I went into a Barclay’s Bank last week. My wife asked me to pay some money into her account.

I know she normally insists on dealing with counter clerks and shuns the various machines they have in the foyer for paying in, paying out, getting statements, etc.

I thought I might try the machines, but was swooped on by one of these ‘Eagles’ Barclays have to get technophobes to start using the technology. This was a rather young eagle, and possibly more an eaglet because she told me more than I think she should.

We went through filling in a paying in slip (how quaint) and putting the money and the slip into an envelope. I was given the couterfoil for the paying in slip and then the envelope was placed into a slot in the paying in machine.

Then the Eaglet said; “And now Stuart will process that payment”. Stuart? Is that the name of the machine.

No, Stuart is the person sitting at a desk right behind the slot. It wasn’t a machine.
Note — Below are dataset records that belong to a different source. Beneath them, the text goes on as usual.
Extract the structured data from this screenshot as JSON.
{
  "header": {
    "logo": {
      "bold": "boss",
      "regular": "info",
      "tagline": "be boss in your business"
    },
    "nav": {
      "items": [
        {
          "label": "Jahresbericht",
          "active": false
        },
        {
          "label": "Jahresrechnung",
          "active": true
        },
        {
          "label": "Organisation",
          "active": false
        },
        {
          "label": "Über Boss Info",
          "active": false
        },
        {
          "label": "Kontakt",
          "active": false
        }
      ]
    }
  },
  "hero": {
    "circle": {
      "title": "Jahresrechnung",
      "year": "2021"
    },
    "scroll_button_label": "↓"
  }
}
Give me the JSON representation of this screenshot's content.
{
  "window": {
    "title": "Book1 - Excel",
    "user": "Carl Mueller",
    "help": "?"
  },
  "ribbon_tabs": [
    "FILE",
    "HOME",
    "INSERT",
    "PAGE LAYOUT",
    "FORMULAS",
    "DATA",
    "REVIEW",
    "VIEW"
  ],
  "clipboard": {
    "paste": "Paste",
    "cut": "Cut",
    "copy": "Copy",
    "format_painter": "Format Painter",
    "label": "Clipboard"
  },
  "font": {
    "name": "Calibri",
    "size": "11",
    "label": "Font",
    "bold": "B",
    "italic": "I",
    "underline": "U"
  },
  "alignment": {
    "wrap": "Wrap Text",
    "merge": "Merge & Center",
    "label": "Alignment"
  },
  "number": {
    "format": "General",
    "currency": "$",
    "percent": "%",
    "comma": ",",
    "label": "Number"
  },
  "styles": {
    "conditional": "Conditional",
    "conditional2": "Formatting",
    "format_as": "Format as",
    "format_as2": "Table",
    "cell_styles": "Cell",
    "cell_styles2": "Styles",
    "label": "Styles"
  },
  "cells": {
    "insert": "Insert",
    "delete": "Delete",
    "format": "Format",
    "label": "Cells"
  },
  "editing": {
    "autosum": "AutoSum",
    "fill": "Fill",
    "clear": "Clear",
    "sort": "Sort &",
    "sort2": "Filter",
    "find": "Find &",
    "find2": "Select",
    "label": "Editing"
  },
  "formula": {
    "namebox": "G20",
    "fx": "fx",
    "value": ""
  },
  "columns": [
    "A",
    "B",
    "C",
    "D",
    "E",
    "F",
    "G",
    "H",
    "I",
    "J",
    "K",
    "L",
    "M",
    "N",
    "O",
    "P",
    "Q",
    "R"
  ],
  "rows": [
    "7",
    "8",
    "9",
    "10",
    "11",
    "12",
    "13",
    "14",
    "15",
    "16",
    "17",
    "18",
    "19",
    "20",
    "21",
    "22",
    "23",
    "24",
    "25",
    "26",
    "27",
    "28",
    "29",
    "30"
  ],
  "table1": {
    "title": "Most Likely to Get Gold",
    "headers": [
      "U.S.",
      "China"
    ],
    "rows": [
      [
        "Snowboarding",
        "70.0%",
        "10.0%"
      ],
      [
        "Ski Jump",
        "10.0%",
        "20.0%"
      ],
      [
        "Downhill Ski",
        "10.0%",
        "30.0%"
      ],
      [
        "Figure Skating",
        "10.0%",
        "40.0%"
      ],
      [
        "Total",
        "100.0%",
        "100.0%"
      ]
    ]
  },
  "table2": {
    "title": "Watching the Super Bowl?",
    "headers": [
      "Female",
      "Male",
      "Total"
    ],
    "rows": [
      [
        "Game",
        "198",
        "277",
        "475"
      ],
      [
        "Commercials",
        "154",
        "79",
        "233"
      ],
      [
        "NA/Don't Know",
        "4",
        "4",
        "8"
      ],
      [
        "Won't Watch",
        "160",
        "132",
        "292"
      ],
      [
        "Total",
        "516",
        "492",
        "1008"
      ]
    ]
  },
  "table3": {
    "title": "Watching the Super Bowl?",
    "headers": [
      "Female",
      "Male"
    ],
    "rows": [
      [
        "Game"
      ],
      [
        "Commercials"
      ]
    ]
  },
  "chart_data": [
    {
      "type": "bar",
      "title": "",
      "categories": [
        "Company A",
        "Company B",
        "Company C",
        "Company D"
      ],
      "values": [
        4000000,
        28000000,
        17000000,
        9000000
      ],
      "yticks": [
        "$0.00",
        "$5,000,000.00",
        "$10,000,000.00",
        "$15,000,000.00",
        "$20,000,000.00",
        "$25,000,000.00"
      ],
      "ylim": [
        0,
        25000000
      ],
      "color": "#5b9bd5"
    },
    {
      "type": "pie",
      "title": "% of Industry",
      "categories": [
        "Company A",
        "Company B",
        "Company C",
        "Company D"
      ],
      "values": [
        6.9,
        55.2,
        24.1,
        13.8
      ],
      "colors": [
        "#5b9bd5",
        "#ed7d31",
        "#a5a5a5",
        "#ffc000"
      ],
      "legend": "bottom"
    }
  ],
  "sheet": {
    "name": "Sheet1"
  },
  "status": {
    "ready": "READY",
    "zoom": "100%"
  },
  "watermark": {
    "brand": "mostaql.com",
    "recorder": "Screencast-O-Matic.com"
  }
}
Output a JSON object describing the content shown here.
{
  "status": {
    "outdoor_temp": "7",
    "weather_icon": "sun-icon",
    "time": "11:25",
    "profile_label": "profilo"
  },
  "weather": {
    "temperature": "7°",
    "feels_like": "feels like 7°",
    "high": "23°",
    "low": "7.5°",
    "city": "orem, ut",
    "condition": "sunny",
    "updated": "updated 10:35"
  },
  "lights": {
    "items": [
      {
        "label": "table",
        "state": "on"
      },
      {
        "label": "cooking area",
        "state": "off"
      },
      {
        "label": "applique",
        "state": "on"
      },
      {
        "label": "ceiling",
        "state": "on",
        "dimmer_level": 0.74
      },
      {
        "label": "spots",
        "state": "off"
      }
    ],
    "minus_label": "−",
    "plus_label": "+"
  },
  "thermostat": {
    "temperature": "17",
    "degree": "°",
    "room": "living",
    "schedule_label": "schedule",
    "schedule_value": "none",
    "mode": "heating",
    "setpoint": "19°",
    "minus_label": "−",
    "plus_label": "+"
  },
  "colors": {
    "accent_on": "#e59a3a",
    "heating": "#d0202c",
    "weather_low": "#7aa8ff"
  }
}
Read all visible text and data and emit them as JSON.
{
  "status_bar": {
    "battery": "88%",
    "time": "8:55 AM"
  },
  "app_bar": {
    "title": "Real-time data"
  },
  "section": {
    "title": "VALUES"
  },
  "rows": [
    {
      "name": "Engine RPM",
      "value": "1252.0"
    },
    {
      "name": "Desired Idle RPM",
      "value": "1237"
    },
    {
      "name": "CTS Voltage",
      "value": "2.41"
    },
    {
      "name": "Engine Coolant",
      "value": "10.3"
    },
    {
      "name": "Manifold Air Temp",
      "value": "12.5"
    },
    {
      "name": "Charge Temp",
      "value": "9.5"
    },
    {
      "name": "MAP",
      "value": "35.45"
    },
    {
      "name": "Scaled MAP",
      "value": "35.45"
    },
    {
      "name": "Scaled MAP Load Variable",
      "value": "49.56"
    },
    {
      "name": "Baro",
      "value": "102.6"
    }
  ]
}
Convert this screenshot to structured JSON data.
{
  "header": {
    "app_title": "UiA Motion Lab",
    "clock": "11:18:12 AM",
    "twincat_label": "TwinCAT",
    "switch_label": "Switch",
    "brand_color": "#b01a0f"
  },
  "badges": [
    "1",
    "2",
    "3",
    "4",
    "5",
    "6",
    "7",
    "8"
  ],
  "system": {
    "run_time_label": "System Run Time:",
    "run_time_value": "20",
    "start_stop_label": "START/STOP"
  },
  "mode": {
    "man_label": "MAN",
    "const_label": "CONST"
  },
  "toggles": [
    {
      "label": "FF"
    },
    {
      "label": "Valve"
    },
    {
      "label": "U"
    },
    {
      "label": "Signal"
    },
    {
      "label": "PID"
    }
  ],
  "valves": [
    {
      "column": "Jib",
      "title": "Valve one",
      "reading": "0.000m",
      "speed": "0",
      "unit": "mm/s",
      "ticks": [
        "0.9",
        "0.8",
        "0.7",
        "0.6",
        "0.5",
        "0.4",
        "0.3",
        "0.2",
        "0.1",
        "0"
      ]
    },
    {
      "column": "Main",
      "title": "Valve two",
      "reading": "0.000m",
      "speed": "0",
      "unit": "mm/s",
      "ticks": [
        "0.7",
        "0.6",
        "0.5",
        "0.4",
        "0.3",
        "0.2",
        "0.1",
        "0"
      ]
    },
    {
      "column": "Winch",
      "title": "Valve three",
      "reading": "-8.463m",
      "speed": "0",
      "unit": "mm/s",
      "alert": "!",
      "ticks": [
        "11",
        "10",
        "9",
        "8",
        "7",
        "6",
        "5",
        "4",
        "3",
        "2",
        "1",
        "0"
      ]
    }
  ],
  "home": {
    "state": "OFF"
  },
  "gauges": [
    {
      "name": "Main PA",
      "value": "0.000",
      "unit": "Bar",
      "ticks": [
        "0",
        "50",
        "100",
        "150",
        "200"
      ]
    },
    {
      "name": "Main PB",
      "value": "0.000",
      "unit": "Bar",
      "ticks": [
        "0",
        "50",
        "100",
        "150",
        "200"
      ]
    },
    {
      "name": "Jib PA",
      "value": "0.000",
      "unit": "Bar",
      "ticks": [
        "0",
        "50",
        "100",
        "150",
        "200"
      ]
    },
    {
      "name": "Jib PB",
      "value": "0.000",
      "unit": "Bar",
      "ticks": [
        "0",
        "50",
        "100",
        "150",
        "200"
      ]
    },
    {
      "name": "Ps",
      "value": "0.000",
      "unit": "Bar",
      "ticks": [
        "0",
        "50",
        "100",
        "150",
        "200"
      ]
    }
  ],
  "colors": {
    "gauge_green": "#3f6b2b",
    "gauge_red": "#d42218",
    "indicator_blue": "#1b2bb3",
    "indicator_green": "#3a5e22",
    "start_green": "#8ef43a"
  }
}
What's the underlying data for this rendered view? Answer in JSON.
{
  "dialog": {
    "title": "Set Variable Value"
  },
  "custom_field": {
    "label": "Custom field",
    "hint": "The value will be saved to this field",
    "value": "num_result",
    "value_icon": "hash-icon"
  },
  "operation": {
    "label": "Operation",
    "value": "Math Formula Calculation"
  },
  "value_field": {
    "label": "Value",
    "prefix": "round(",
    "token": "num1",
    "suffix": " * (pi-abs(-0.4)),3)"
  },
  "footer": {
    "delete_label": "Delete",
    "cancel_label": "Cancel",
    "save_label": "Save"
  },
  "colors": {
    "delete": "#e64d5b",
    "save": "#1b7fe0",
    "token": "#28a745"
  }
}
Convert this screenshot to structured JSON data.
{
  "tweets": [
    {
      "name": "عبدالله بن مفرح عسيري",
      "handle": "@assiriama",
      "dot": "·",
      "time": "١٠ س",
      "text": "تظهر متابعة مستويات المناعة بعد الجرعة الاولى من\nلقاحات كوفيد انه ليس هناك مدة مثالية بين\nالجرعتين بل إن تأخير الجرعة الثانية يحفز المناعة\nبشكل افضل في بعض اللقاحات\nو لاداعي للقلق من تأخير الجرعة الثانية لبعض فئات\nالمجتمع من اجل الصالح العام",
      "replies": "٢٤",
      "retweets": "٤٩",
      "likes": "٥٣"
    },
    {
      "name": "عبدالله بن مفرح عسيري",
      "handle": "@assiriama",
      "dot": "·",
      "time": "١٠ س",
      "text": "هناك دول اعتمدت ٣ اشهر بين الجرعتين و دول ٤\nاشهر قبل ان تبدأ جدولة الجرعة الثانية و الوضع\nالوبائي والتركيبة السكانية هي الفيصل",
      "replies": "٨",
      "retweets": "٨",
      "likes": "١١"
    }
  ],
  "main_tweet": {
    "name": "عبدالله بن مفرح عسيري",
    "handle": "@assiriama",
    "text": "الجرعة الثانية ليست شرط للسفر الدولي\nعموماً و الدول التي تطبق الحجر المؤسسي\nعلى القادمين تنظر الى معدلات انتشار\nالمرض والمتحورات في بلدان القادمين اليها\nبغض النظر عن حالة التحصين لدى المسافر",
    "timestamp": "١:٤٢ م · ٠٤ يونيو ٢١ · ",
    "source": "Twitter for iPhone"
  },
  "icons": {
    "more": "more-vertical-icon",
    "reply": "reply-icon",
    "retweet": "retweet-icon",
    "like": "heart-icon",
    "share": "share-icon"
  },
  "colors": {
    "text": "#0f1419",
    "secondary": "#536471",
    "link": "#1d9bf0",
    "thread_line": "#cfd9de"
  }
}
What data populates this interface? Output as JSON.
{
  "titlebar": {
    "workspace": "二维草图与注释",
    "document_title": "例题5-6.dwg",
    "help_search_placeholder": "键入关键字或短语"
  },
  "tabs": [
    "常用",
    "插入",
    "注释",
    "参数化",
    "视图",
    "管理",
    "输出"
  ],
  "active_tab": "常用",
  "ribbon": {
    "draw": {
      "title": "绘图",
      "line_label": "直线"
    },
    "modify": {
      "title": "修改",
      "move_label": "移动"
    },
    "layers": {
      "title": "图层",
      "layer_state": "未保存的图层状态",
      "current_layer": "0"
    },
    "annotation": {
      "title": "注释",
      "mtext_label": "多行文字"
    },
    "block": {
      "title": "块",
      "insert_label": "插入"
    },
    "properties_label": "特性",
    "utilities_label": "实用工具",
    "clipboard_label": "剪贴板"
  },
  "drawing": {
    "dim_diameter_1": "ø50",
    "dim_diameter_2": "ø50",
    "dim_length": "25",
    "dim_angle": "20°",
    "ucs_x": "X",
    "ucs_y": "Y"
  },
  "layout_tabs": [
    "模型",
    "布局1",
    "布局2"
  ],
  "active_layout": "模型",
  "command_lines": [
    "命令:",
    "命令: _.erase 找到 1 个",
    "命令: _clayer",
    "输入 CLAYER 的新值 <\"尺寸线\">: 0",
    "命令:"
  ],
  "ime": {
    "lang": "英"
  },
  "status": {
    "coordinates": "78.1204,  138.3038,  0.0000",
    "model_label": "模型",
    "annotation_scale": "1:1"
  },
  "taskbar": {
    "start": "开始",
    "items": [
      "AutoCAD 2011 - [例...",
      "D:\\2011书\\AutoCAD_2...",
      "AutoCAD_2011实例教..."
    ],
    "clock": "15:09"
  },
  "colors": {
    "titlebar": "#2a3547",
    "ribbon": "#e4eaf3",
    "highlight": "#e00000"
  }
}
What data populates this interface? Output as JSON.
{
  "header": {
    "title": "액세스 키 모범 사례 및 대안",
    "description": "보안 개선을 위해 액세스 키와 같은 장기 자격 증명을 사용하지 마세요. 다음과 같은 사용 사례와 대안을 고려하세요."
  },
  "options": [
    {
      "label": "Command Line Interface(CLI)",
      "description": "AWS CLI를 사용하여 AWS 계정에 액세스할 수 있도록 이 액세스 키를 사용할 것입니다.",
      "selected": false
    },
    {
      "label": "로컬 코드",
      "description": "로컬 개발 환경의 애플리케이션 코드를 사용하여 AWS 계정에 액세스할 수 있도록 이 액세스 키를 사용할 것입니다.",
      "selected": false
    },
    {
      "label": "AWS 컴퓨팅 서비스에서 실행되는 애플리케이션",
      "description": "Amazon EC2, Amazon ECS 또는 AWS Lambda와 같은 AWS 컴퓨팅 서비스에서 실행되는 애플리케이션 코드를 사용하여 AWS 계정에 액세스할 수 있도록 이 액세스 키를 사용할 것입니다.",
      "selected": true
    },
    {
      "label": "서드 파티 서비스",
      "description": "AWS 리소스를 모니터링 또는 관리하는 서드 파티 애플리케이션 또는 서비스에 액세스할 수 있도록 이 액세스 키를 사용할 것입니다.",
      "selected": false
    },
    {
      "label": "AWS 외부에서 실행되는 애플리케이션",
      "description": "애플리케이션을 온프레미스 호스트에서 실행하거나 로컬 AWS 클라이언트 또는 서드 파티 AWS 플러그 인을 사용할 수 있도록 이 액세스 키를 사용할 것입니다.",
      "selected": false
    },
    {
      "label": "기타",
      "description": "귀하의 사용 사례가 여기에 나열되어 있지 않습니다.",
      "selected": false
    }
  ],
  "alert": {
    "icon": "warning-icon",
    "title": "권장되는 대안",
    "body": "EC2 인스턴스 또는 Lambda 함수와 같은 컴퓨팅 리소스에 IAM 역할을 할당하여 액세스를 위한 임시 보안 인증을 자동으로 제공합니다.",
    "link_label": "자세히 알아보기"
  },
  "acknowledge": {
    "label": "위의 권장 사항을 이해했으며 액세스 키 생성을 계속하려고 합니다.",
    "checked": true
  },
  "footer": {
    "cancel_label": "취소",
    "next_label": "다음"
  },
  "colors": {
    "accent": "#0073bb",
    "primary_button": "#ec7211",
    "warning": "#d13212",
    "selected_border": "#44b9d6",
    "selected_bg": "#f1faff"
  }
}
It’s a mechanical letter box.

So, after the Eaglet filled in the paying-in slip, Stuart then handles the money again, counts it again, verifies the paying in slip and then enters the data into the bank system.

And they want to teach people how to use technology?

Surely Barclays, you need to reduce the human processes, not increase them? My wife thought it laughable. If she’d walked into the bank and deposited the money with a counter person, the data would have been entered into the computer system by a single person.

Or does it actually print it out somewhere and a clerk with a quill pen update your own ledger with the transaction?


YAGNI applies to process

You Ain’t Gonna Need It – YAGNI, comes from extreme programming. Basically don’t write code just because you think you’ll need it.

YAGNI also applies to documents. In the Scrum control methodology the main concern is Return on Investment (ROI) for the customer. And this applies to non-software items.

You should always ask; does the customer want or need to pay for this?

In fact you can probably not create quite a lot of documents. Process documents for example. If you come from a traditional (waterfall) project management background or even if you think you are agile you may want to create a document that ‘captures’ best practice.

Don’t do it. Scrum has a retrospective activity that allows the team to consider how to improve what they did.

Good practices should be like folk lore; passed down by experience and demonstration.

The oral tradition applies to management. Any document should have emblazoned on the front:

‘Out of date if you are reading this’.